It began with the windows, enticing me in…tall and unusual for a 1940’s house. Freezing inside, the power had been turned off for some time. It’s story stalled and stagnant. A fancy stair way with missing ballasts… I loved it from the start.
The move was gritty and cold and full of people with open hands ready to help. We turned quite a corner–we knew it was right. My husband plunged into work, hanging doors and smoothing broken places.
He is brave, my man.
A misplaced slab? He dug it out and heaved it away.
I probably would have been lazy enough to leave it there for years to come. Plant a quaint herb garden around it. Easily satisfied. And would have missed what was hidden beneath.
Sometimes we don’t know what’s right under our noses. But we have the faith to stand where we’re told. To bend and tug when prompted…
Resting beneath the slab lay a patch of brick, muddy and old, a diagonal basket weave…
He shoveled along its lines, inspired. Maybe there’s more, maybe not.
I’d already been suspecting the age listed for this house was wrong. 1940 couldn’t be right.
Every day he shoveled, every day, more aged brick appeared…
And a path lay before us, towards home, of course. Was there all the time, but hidden, waiting…

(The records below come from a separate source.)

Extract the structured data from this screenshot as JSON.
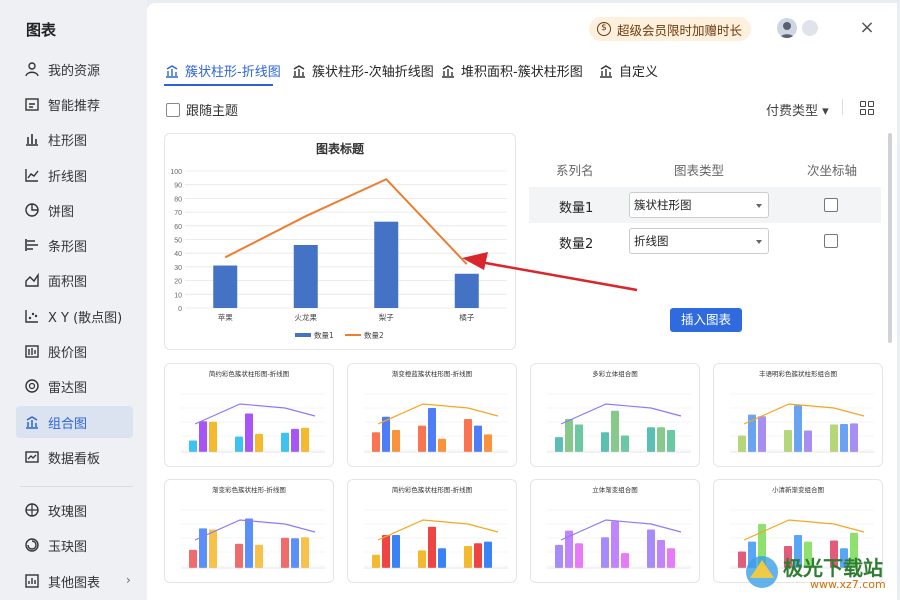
{
  "sidebar": {
    "title": "图表",
    "items": [
      {
        "label": "我的资源",
        "icon": "user-icon"
      },
      {
        "label": "智能推荐",
        "icon": "recommend-icon"
      },
      {
        "label": "柱形图",
        "icon": "column-chart-icon"
      },
      {
        "label": "折线图",
        "icon": "line-chart-icon"
      },
      {
        "label": "饼图",
        "icon": "pie-chart-icon"
      },
      {
        "label": "条形图",
        "icon": "bar-chart-icon"
      },
      {
        "label": "面积图",
        "icon": "area-chart-icon"
      },
      {
        "label": "X Y (散点图)",
        "icon": "scatter-chart-icon"
      },
      {
        "label": "股价图",
        "icon": "stock-chart-icon"
      },
      {
        "label": "雷达图",
        "icon": "radar-chart-icon"
      },
      {
        "label": "组合图",
        "icon": "combo-chart-icon",
        "active": true
      },
      {
        "label": "数据看板",
        "icon": "dashboard-icon"
      },
      {
        "label": "玫瑰图",
        "icon": "rose-chart-icon"
      },
      {
        "label": "玉玦图",
        "icon": "ring-chart-icon"
      },
      {
        "label": "其他图表",
        "icon": "other-chart-icon"
      }
    ]
  },
  "header": {
    "vip_label": "超级会员限时加赠时长",
    "close_label": "×"
  },
  "tabs": [
    {
      "label": "簇状柱形-折线图",
      "active": true
    },
    {
      "label": "簇状柱形-次轴折线图"
    },
    {
      "label": "堆积面积-簇状柱形图"
    },
    {
      "label": "自定义"
    }
  ],
  "options": {
    "follow_theme": "跟随主题",
    "pay_type": "付费类型 ▾"
  },
  "preview": {
    "title": "图表标题",
    "chart_data": {
      "type": "bar",
      "categories": [
        "苹果",
        "火龙果",
        "梨子",
        "橘子"
      ],
      "series": [
        {
          "name": "数量1",
          "type": "bar",
          "values": [
            31,
            46,
            63,
            25
          ]
        },
        {
          "name": "数量2",
          "type": "line",
          "values": [
            37,
            67,
            94,
            32
          ]
        }
      ],
      "ylim": [
        0,
        100
      ],
      "yticks": [
        0,
        10,
        20,
        30,
        40,
        50,
        60,
        70,
        80,
        90,
        100
      ],
      "grid": true,
      "legend": "bottom"
    }
  },
  "config": {
    "headers": [
      "系列名",
      "图表类型",
      "次坐标轴"
    ],
    "rows": [
      {
        "name": "数量1",
        "type": "簇状柱形图",
        "secondary": false
      },
      {
        "name": "数量2",
        "type": "折线图",
        "secondary": false
      }
    ],
    "insert_label": "插入图表"
  },
  "templates": [
    {
      "title": "简约彩色簇状柱形图-折线图"
    },
    {
      "title": "渐变橙蓝簇状柱形图-折线图"
    },
    {
      "title": "多彩立体组合图"
    },
    {
      "title": "丰语明彩色簇状柱形组合图"
    },
    {
      "title": "渐变彩色簇状柱形-折线图"
    },
    {
      "title": "简约彩色簇状柱形图-折线图"
    },
    {
      "title": "立体渐变组合图"
    },
    {
      "title": "小清新渐变组合图"
    }
  ],
  "watermark": {
    "text": "极光下载站",
    "url": "www.xz7.com"
  },
  "colors": {
    "accent": "#2b63d9",
    "bar": "#4472c4",
    "line": "#ed7d31",
    "arrow": "#d9262c"
  }
}
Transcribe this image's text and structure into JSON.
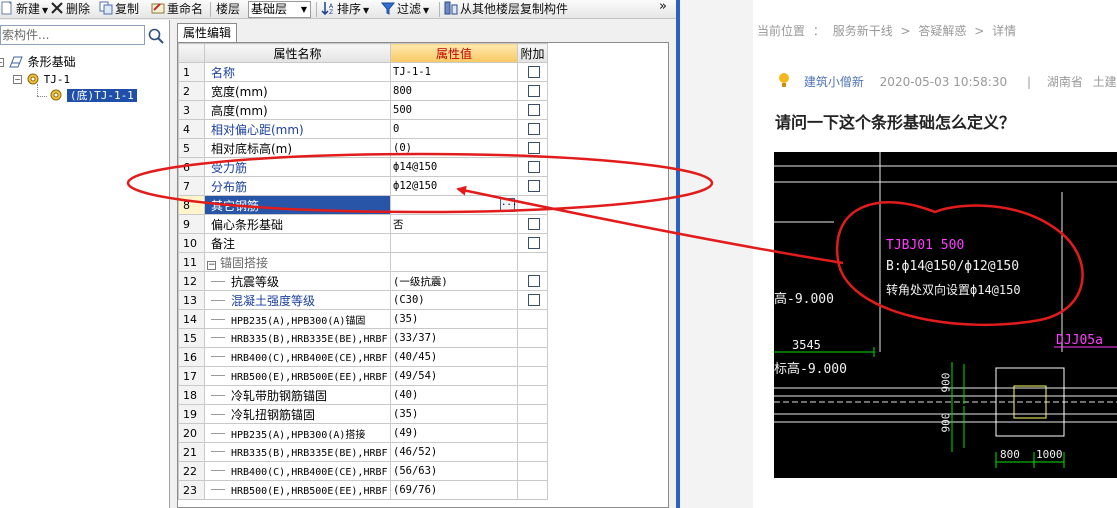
{
  "toolbar": {
    "new_label": "新建",
    "delete_label": "删除",
    "copy_label": "复制",
    "rename_label": "重命名",
    "floor_label": "楼层",
    "floor_value": "基础层",
    "sort_label": "排序",
    "filter_label": "过滤",
    "copy_from_floor_label": "从其他楼层复制构件",
    "overflow_label": "»"
  },
  "tree": {
    "search_placeholder": "索构件...",
    "root_label": "条形基础",
    "child_label": "TJ-1",
    "leaf_label": "(底)TJ-1-1"
  },
  "props": {
    "tab_label": "属性编辑",
    "col_name": "属性名称",
    "col_value": "属性值",
    "col_extra": "附加",
    "rows": [
      {
        "n": "1",
        "name": "名称",
        "value": "TJ-1-1"
      },
      {
        "n": "2",
        "name": "宽度(mm)",
        "value": "800"
      },
      {
        "n": "3",
        "name": "高度(mm)",
        "value": "500"
      },
      {
        "n": "4",
        "name": "相对偏心距(mm)",
        "value": "0"
      },
      {
        "n": "5",
        "name": "相对底标高(m)",
        "value": "(0)"
      },
      {
        "n": "6",
        "name": "受力筋",
        "value": "ф14@150"
      },
      {
        "n": "7",
        "name": "分布筋",
        "value": "ф12@150"
      },
      {
        "n": "8",
        "name": "其它钢筋",
        "value": ""
      },
      {
        "n": "9",
        "name": "偏心条形基础",
        "value": "否"
      },
      {
        "n": "10",
        "name": "备注",
        "value": ""
      },
      {
        "n": "11",
        "name": "锚固搭接",
        "value": ""
      },
      {
        "n": "12",
        "name": "抗震等级",
        "value": "(一级抗震)"
      },
      {
        "n": "13",
        "name": "混凝土强度等级",
        "value": "(C30)"
      },
      {
        "n": "14",
        "name": "HPB235(A),HPB300(A)锚固",
        "value": "(35)"
      },
      {
        "n": "15",
        "name": "HRB335(B),HRB335E(BE),HRBF",
        "value": "(33/37)"
      },
      {
        "n": "16",
        "name": "HRB400(C),HRB400E(CE),HRBF",
        "value": "(40/45)"
      },
      {
        "n": "17",
        "name": "HRB500(E),HRB500E(EE),HRBF",
        "value": "(49/54)"
      },
      {
        "n": "18",
        "name": "冷轧带肋钢筋锚固",
        "value": "(40)"
      },
      {
        "n": "19",
        "name": "冷轧扭钢筋锚固",
        "value": "(35)"
      },
      {
        "n": "20",
        "name": "HPB235(A),HPB300(A)搭接",
        "value": "(49)"
      },
      {
        "n": "21",
        "name": "HRB335(B),HRB335E(BE),HRBF",
        "value": "(46/52)"
      },
      {
        "n": "22",
        "name": "HRB400(C),HRB400E(CE),HRBF",
        "value": "(56/63)"
      },
      {
        "n": "23",
        "name": "HRB500(E),HRB500E(EE),HRBF",
        "value": "(69/76)"
      }
    ],
    "ellipsis": "..."
  },
  "web": {
    "breadcrumb": [
      "当前位置",
      "：",
      "服务新干线",
      ">",
      "答疑解惑",
      ">",
      "详情"
    ],
    "author": "建筑小僧新",
    "datetime": "2020-05-03 10:58:30",
    "meta_sep": "|",
    "region": "湖南省",
    "category": "土建算量",
    "title": "请问一下这个条形基础怎么定义？"
  },
  "cad": {
    "label_tjbj": "TJBJ01 500",
    "label_bars": "B:ф14@150/ф12@150",
    "label_corner": "转角处双向设置ф14@150",
    "label_elev1": "高-9.000",
    "label_3545": "3545",
    "label_elev2": "标高-9.000",
    "label_djj": "DJJ05a",
    "dim_900a": "900",
    "dim_900b": "900",
    "dim_800": "800",
    "dim_1000": "1000"
  },
  "colors": {
    "annotation_red": "#e21b1b",
    "cad_magenta": "#ff3cff",
    "cad_green": "#00e000",
    "selection_blue": "#2855a8"
  }
}
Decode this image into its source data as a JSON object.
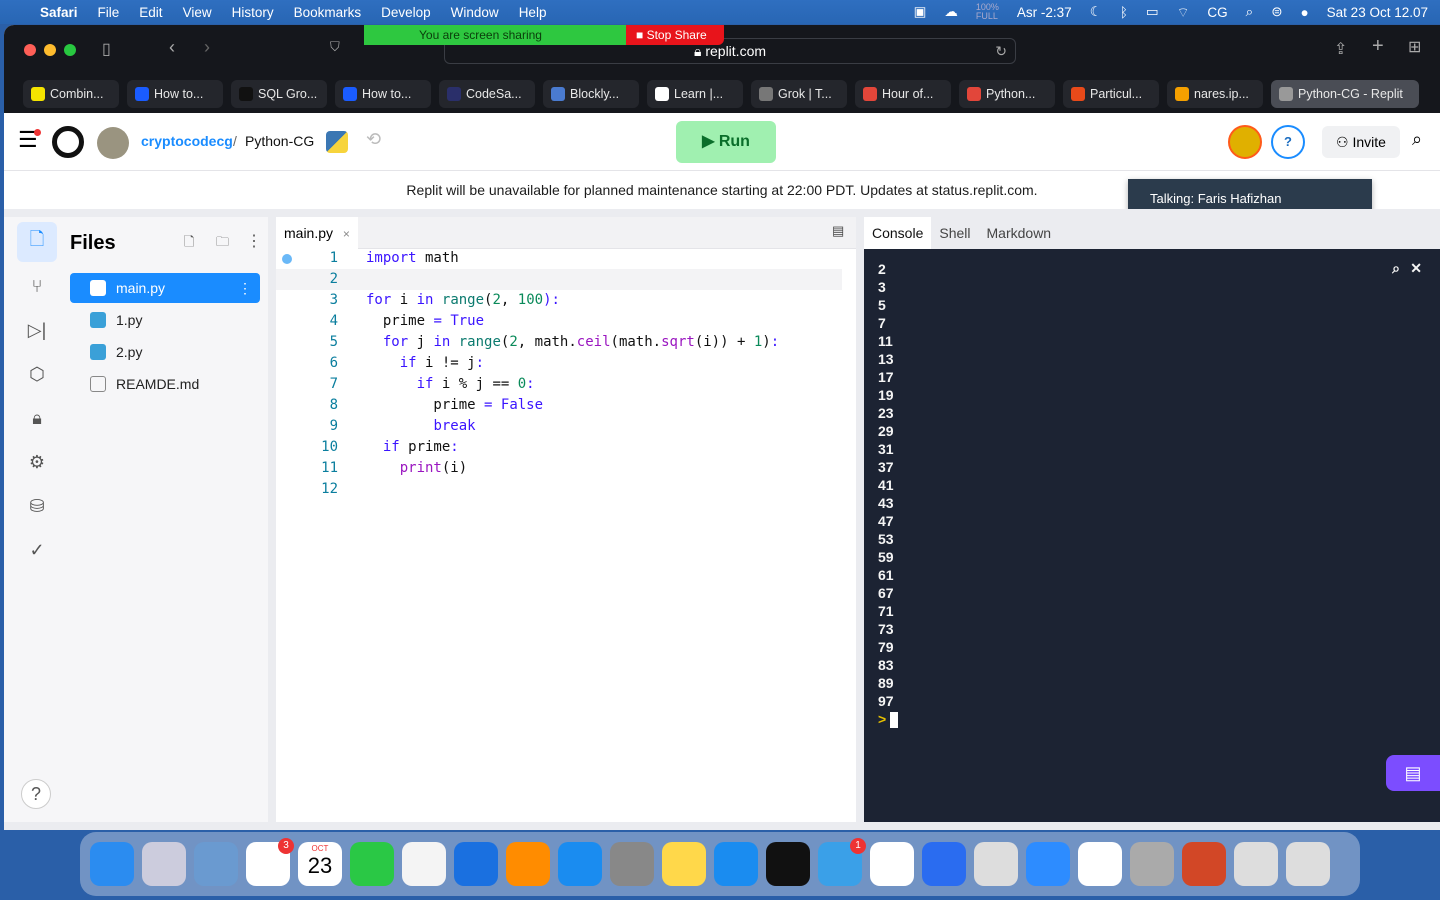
{
  "menubar": {
    "app": "Safari",
    "items": [
      "File",
      "Edit",
      "View",
      "History",
      "Bookmarks",
      "Develop",
      "Window",
      "Help"
    ],
    "battery_pct": "100%",
    "battery_label": "FULL",
    "prayer": "Asr -2:37",
    "user": "CG",
    "datetime": "Sat 23 Oct  12.07"
  },
  "screenshare": {
    "status": "You are screen sharing",
    "stop": "Stop Share"
  },
  "browser": {
    "url": "replit.com",
    "tabs": [
      {
        "label": "Combin...",
        "color": "#f5e400"
      },
      {
        "label": "How to...",
        "color": "#1a5cff"
      },
      {
        "label": "SQL Gro...",
        "color": "#111"
      },
      {
        "label": "How to...",
        "color": "#1a5cff"
      },
      {
        "label": "CodeSa...",
        "color": "#2a2f6a"
      },
      {
        "label": "Blockly...",
        "color": "#4a7bd0"
      },
      {
        "label": "Learn |...",
        "color": "#fff"
      },
      {
        "label": "Grok | T...",
        "color": "#777"
      },
      {
        "label": "Hour of...",
        "color": "#e2463a"
      },
      {
        "label": "Python...",
        "color": "#e2463a"
      },
      {
        "label": "Particul...",
        "color": "#e84a1a"
      },
      {
        "label": "nares.ip...",
        "color": "#f5a000"
      },
      {
        "label": "Python-CG - Replit",
        "color": "#999",
        "active": true
      }
    ]
  },
  "header": {
    "user": "cryptocodecg",
    "sep": "/",
    "repl": "Python-CG",
    "run": "Run",
    "invite": "Invite"
  },
  "banner": "Replit will be unavailable for planned maintenance starting at 22:00 PDT. Updates at status.replit.com.",
  "talking": "Talking: Faris Hafizhan",
  "files": {
    "title": "Files",
    "items": [
      {
        "name": "main.py",
        "type": "python",
        "selected": true
      },
      {
        "name": "1.py",
        "type": "python"
      },
      {
        "name": "2.py",
        "type": "python"
      },
      {
        "name": "REAMDE.md",
        "type": "markdown"
      }
    ]
  },
  "editor": {
    "tab": "main.py",
    "close": "×",
    "lines": [
      [
        [
          "import",
          "kw"
        ],
        [
          " math",
          "id"
        ]
      ],
      [],
      [
        [
          "for",
          "kw"
        ],
        [
          " i ",
          "id"
        ],
        [
          "in",
          "kw"
        ],
        [
          " ",
          "id"
        ],
        [
          "range",
          "fn"
        ],
        [
          "(",
          "id"
        ],
        [
          "2",
          "num"
        ],
        [
          ", ",
          "id"
        ],
        [
          "100",
          "num"
        ],
        [
          "):",
          "kw"
        ]
      ],
      [
        [
          "  prime ",
          "id"
        ],
        [
          "=",
          "kw"
        ],
        [
          " ",
          "id"
        ],
        [
          "True",
          "kw"
        ]
      ],
      [
        [
          "  ",
          "id"
        ],
        [
          "for",
          "kw"
        ],
        [
          " j ",
          "id"
        ],
        [
          "in",
          "kw"
        ],
        [
          " ",
          "id"
        ],
        [
          "range",
          "fn"
        ],
        [
          "(",
          "id"
        ],
        [
          "2",
          "num"
        ],
        [
          ", math.",
          "id"
        ],
        [
          "ceil",
          "pf"
        ],
        [
          "(math.",
          "id"
        ],
        [
          "sqrt",
          "pf"
        ],
        [
          "(i)) + ",
          "id"
        ],
        [
          "1",
          "num"
        ],
        [
          ")",
          "id"
        ],
        [
          ":",
          "kw"
        ]
      ],
      [
        [
          "    ",
          "id"
        ],
        [
          "if",
          "kw"
        ],
        [
          " i != j",
          "id"
        ],
        [
          ":",
          "kw"
        ]
      ],
      [
        [
          "      ",
          "id"
        ],
        [
          "if",
          "kw"
        ],
        [
          " i % j == ",
          "id"
        ],
        [
          "0",
          "num"
        ],
        [
          ":",
          "kw"
        ]
      ],
      [
        [
          "        prime ",
          "id"
        ],
        [
          "=",
          "kw"
        ],
        [
          " ",
          "id"
        ],
        [
          "False",
          "kw"
        ]
      ],
      [
        [
          "        ",
          "id"
        ],
        [
          "break",
          "kw"
        ]
      ],
      [
        [
          "  ",
          "id"
        ],
        [
          "if",
          "kw"
        ],
        [
          " prime",
          "id"
        ],
        [
          ":",
          "kw"
        ]
      ],
      [
        [
          "    ",
          "id"
        ],
        [
          "print",
          "pf"
        ],
        [
          "(i)",
          "id"
        ]
      ],
      []
    ]
  },
  "console": {
    "tabs": [
      "Console",
      "Shell",
      "Markdown"
    ],
    "active": "Console",
    "output": [
      "2",
      "3",
      "5",
      "7",
      "11",
      "13",
      "17",
      "19",
      "23",
      "29",
      "31",
      "37",
      "41",
      "43",
      "47",
      "53",
      "59",
      "61",
      "67",
      "71",
      "73",
      "79",
      "83",
      "89",
      "97"
    ],
    "prompt": ">"
  },
  "help": "?",
  "colors": {
    "run_bg": "#a0f0b0",
    "run_fg": "#0a6e2a",
    "accent": "#1a8cff",
    "console_bg": "#1c2333",
    "chat": "#7c4dff"
  },
  "dock": [
    "finder",
    "launchpad",
    "preview",
    "reminders",
    "calendar",
    "messages",
    "photos",
    "keynote",
    "books",
    "app-store",
    "system-preferences",
    "notes",
    "safari",
    "terminal",
    "cyberduck",
    "chrome",
    "signal",
    "scanner",
    "zoom",
    "python-idle",
    "rocket",
    "powerpoint",
    "window-manager",
    "trash"
  ],
  "dock_badges": {
    "reminders": "3",
    "cyberduck": "1"
  },
  "calendar": {
    "month": "OCT",
    "day": "23"
  }
}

With Christ in our hearts, we look to our feet–the path we take, the one He calls us on, and wonder. Yes, dear follower, you stand on holy ground. His path, well, it leads us HOME eventually. And it’s better than we can imagine.
Like my house. I’m a bit giddy over the news. I’ve been attracted to 1880’s everything for quite a while, right down to the stories I pen.
My father and brother just confirmed it, old home historians that they are. As soon as they stepped through my doorway, their heads began to shake and my smile grew bigger. 1880-90’s. No later than that.
I had the feeling the whole time that I was living in my element. Now my dreams and stories are running wild and I’ve scarcely the time to get it all down.
Once upon 1880, a darling family lived here in the whisper of time allotted to them…
There is much to cultivate and restore. That’s okay by me. All in good time. I do wonder, though, how many more discoveries we’ll make?